À partir de novembre 2021, les bahá’ís du monde entier observeront le centième anniversaire du décès de ‘Abdu’l-Bahá, le fils aîné de Bahá’u’lláh et chef de la foi bahá’íe de 1892 à 1921.
En tant que successeur de son père et seul interprète autorisé de ses enseignements, ‘Abdu’l-Bahá a dirigé l’expansion de la foi bahá’íe, qui, d’un mouvement religieux essentiellement oriental, est devenue une communauté religieuse mondiale couvrant l’orient et l’occident. Les bahá’ís le considèrent comme le parfait exemple, en paroles et en actes, de tout ce que Bahá’u’lláh a enseigné.
Cette année du centenaire est l’occasion de réfléchir à sa vie et à ses contributions à la foi bahá’íe et à la cause de la paix dans le monde.
Une vie d’exil et d’emprisonnement
‘Abdu’l-Bahá est né Abbás Effendi, le 23 mai 1844 à Téhéran, en Iran. En 1852, alors qu’il avait huit ans, le gouvernement perse a exilé Bahá’u’lláh à Bagdad, dans l’Empire ottoman, dans le but d’éradiquer la nouvelle foi. À 12 ans, le jeune Abbás gérait déjà le flot ininterrompu de visiteurs qui cherchaient à rencontrer son père.
Après des bannissements successifs à Constantinople et à Edirne, la famille de Bahá’u’lláh et ses compagnons d’exil ont été incarcérés en 1868 à ‘Akká, la colonie pénitentiaire de l’Empire ottoman, près de Haïfa, dans l’actuel Israël. La ville entière était une prison, isolée d’un côté par le désert et de l’autre par la mer. ‘Abdu’l-Bahá y restera en détention pendant les 40 années suivantes.
Malgré les privations de la famille, il se fait connaître pour sa charité généreuse envers les pauvres, qui font la queue à sa porte chaque vendredi. « Il se poste à un angle étroit de la rue », écrit un observateur,
« et fait signe aux gens de venir vers lui. […] Lorsqu’ils arrivent, ils tendent leurs mains. Dans chaque paume ouverte, il place quelques petites pièces de monnaie. Il les connaît tous. Il les caresse avec sa main sur le visage, sur les épaules, sur la tête . » 1
’Abdu’l-Bahá au Canada
Pour les Canadiens, le centenaire de cette année revêt une signification particulière. ‘Abdu’l-Bahá a été libéré en 1908 lorsqu’une révolution dans l’Empire ottoman a libéré tous les prisonniers politiques. En 1912, il a traversé l’Amérique du Nord pendant huit mois, devenant rapidement un participant reconnu dans les réseaux qui ont façonné le mouvement international pour la paix. On l’appelait l’apôtre de la paix.
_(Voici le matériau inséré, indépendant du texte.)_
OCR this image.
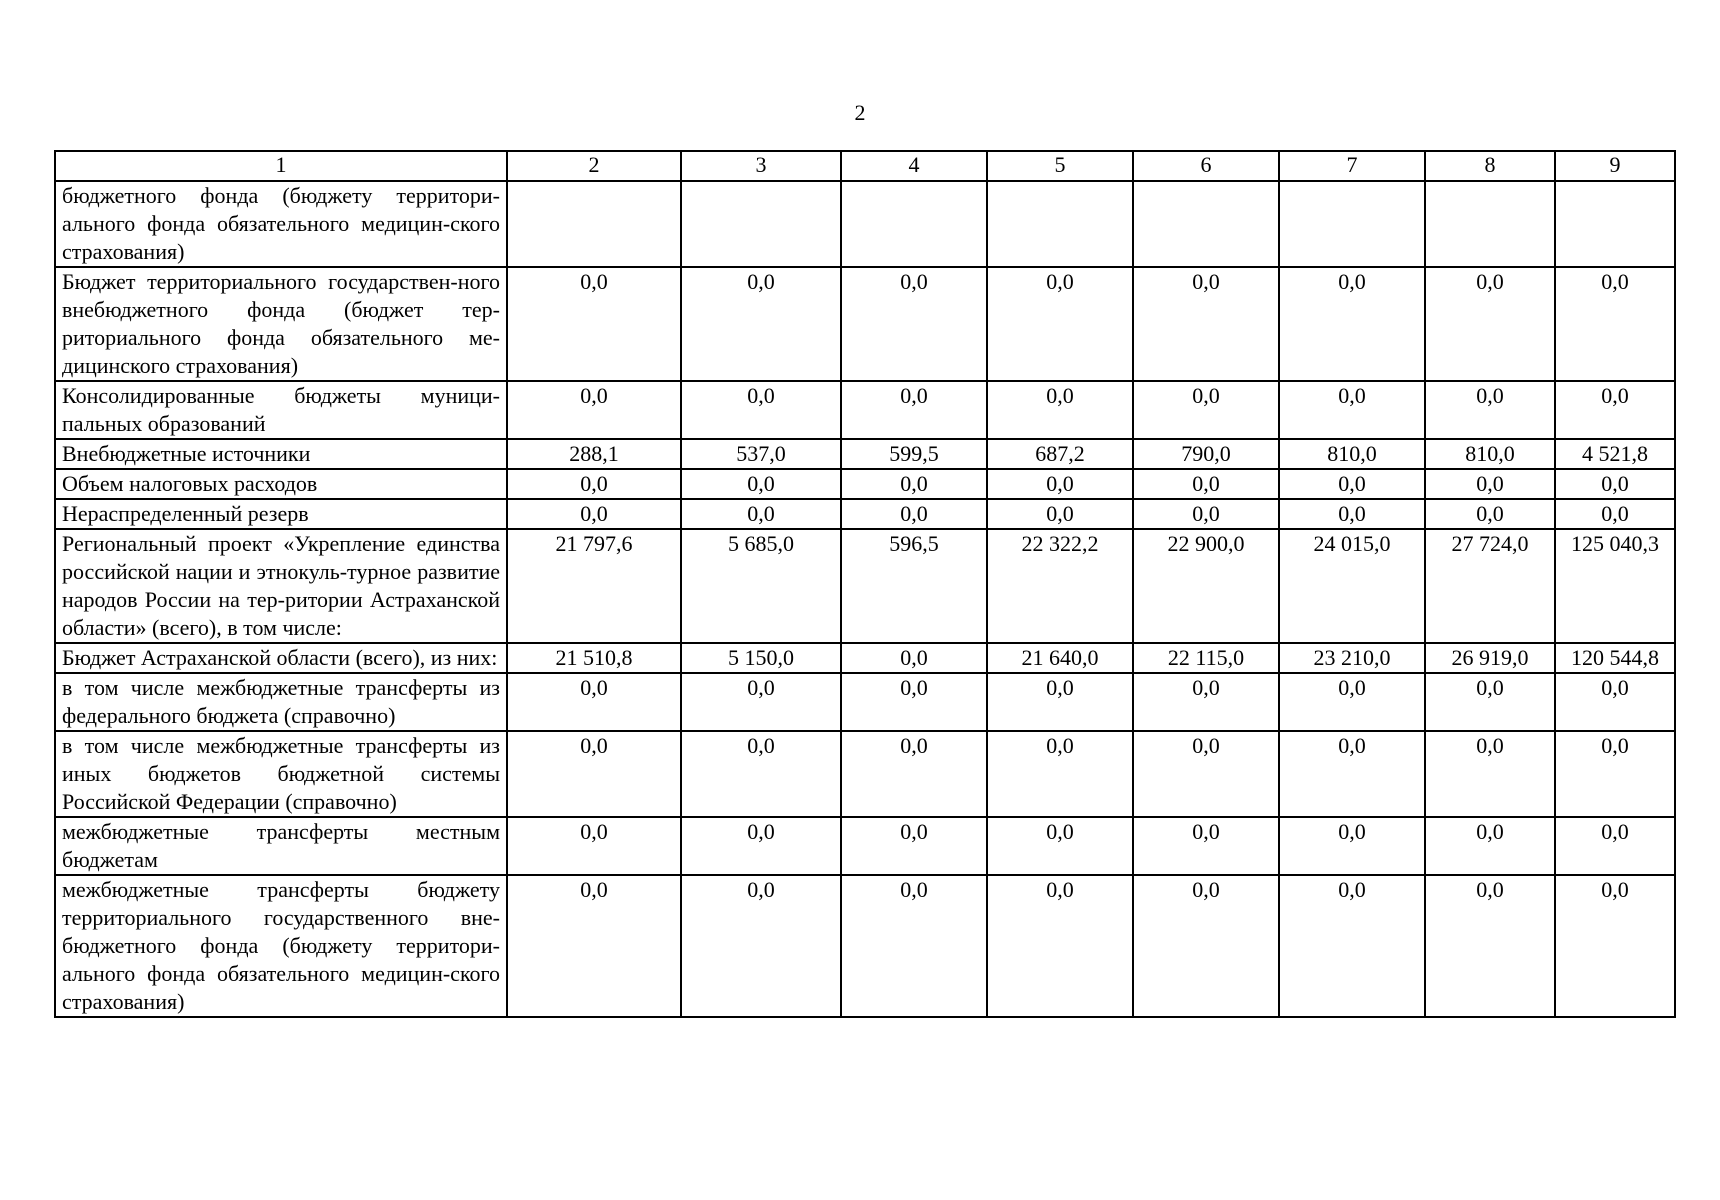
2
1	2	3	4	5	6	7	8	9
бюджетного фонда (бюджету территори-ального фонда обязательного медицин-ского страхования)								
Бюджет территориального государствен-ного внебюджетного фонда (бюджет тер-риториального фонда обязательного ме-дицинского страхования)	0,0	0,0	0,0	0,0	0,0	0,0	0,0	0,0
Консолидированные бюджеты муници-пальных образований	0,0	0,0	0,0	0,0	0,0	0,0	0,0	0,0
Внебюджетные источники	288,1	537,0	599,5	687,2	790,0	810,0	810,0	4 521,8
Объем налоговых расходов	0,0	0,0	0,0	0,0	0,0	0,0	0,0	0,0
Нераспределенный резерв	0,0	0,0	0,0	0,0	0,0	0,0	0,0	0,0
Региональный проект «Укрепление единства российской нации и этнокуль-турное развитие народов России на тер-ритории Астраханской области» (всего), в том числе:	21 797,6	5 685,0	596,5	22 322,2	22 900,0	24 015,0	27 724,0	125 040,3
Бюджет Астраханской области (всего), из них:	21 510,8	5 150,0	0,0	21 640,0	22 115,0	23 210,0	26 919,0	120 544,8
в том числе межбюджетные трансферты из федерального бюджета (справочно)	0,0	0,0	0,0	0,0	0,0	0,0	0,0	0,0
в том числе межбюджетные трансферты из иных бюджетов бюджетной системы Российской Федерации (справочно)	0,0	0,0	0,0	0,0	0,0	0,0	0,0	0,0
межбюджетные трансферты местным бюджетам	0,0	0,0	0,0	0,0	0,0	0,0	0,0	0,0
межбюджетные трансферты бюджету территориального государственного вне-бюджетного фонда (бюджету территори-ального фонда обязательного медицин-ского страхования)	0,0	0,0	0,0	0,0	0,0	0,0	0,0	0,0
‘Abdu’l-Bahá a passé dix jours à Montréal, interpellant les Canadiens avec la vision d’un monde bâti sur l’harmonie religieuse, l’unité raciale, l’égalité des sexes, la justice économique, et sur de nouvelles institutions mondiales qui aboliraient la guerre et assureraient une société mondiale unie. « Puissiez-vous devenir la cause de l’unité et de l’entente entre les nations », a-t-il dit. Cent ans plus tard, bon nombre des principes et des valeurs défendus par ‘Abdu’l-Bahá sont reconnus comme faisant partie intégrante de l’identité canadienne.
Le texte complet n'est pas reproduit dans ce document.